A note on baking. You can bake this stuff at MUCH higher temperatures and much shorter times. I don't recommend it, but at least it's possible. You can also safely add layers and re-bake an item multiple times (I think the most times I've had to bake a certain item is 12 times). You can also partially cure the material by under baking it if you want to harden it up a bit while keeping it workable (I don't recommend this option) If you over bake sculpey too much it turns a pinkish color. 

On my orcs, I added sculpey and then cooked them. This is a VERY RISKY option, because the necessary temperature is VERY close to the melting point of GW plastic. If you take a good look at the plastic parts on my plague marines, you can clearly see that some of them got too hot. (the bar between their feet is a good indicator for this issue) If you get plastic too hot, first it will begin to get soft, then the sharp edges will begin to soften. After that the plastic will swell a little bit. The only good thing about being near the melting point is that it makes repositioning arms/legs very easy. 

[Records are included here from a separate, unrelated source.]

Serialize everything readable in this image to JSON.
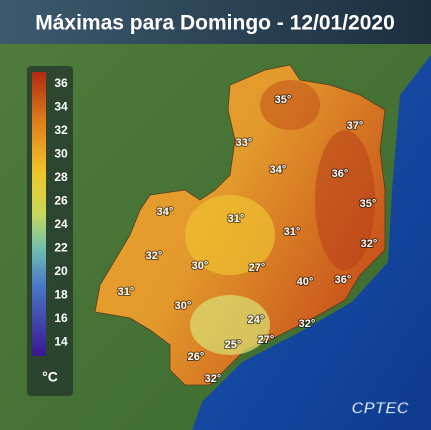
{
  "title": "Máximas para Domingo - 12/01/2020",
  "legend": {
    "ticks": [
      "36",
      "34",
      "32",
      "30",
      "28",
      "26",
      "24",
      "22",
      "20",
      "18",
      "16",
      "14"
    ],
    "unit": "°C"
  },
  "labels": [
    "35°",
    "37°",
    "33°",
    "34°",
    "36°",
    "35°",
    "34°",
    "31°",
    "31°",
    "32°",
    "32°",
    "30°",
    "27°",
    "40°",
    "36°",
    "31°",
    "30°",
    "24°",
    "32°",
    "27°",
    "25°",
    "26°",
    "32°"
  ],
  "logo": "CPTEC"
}
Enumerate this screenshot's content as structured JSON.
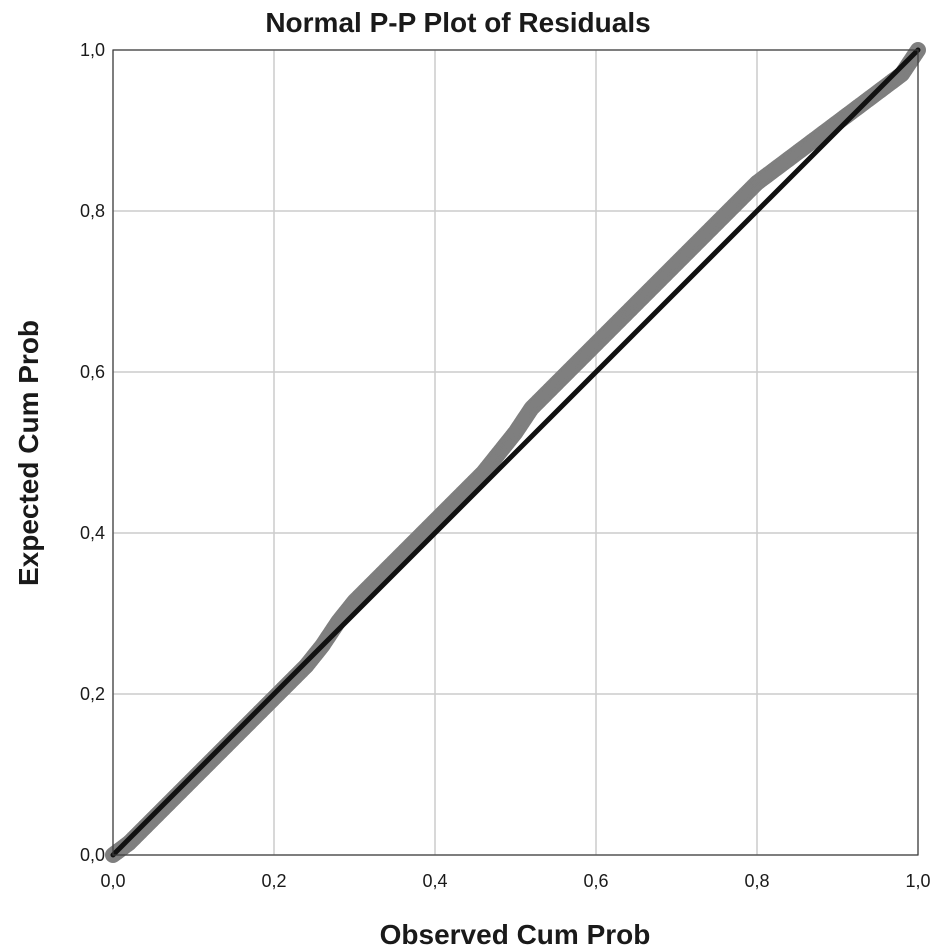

Hopefully some of the above is useful. If you have any specific questions about the stuff, I may have an answer.


----------



## NurglingStomper (Jan 31, 2009)

Holy shit man that's amazing! I like your dread a lot. Have some rep good sir.


----------



## MaidenManiac (Oct 2, 2008)

enieffac said:


> Plague marines (I know you're only reading this to see how I'm trying to make orcs look like space marines, so here it is.)
> Anyway... Thats what I've got so far. I figure I might be 20% done with the modeling at this point.


:laugh:
This is totally genious! Have a more then well deserved reward in repform:victory:


----------



## tastytaste (Mar 31, 2009)

Wow such a daunting task! I wish you the best of look cannot wait for updates!


----------



## enieffac (Nov 24, 2008)

Life got busy so no progress on this project for a while... but I have time again. So... I need some ideas for backpacks and heads for my orc marines...


----------



## hugor1 (May 6, 2008)

The easiest thing is to extent the normal marine backpacks' vents, for the head if you have spare skulls or anything of the sort, scultp over em or you can go on eBay for some helmets or even better pig iron helmets  keep it up!


----------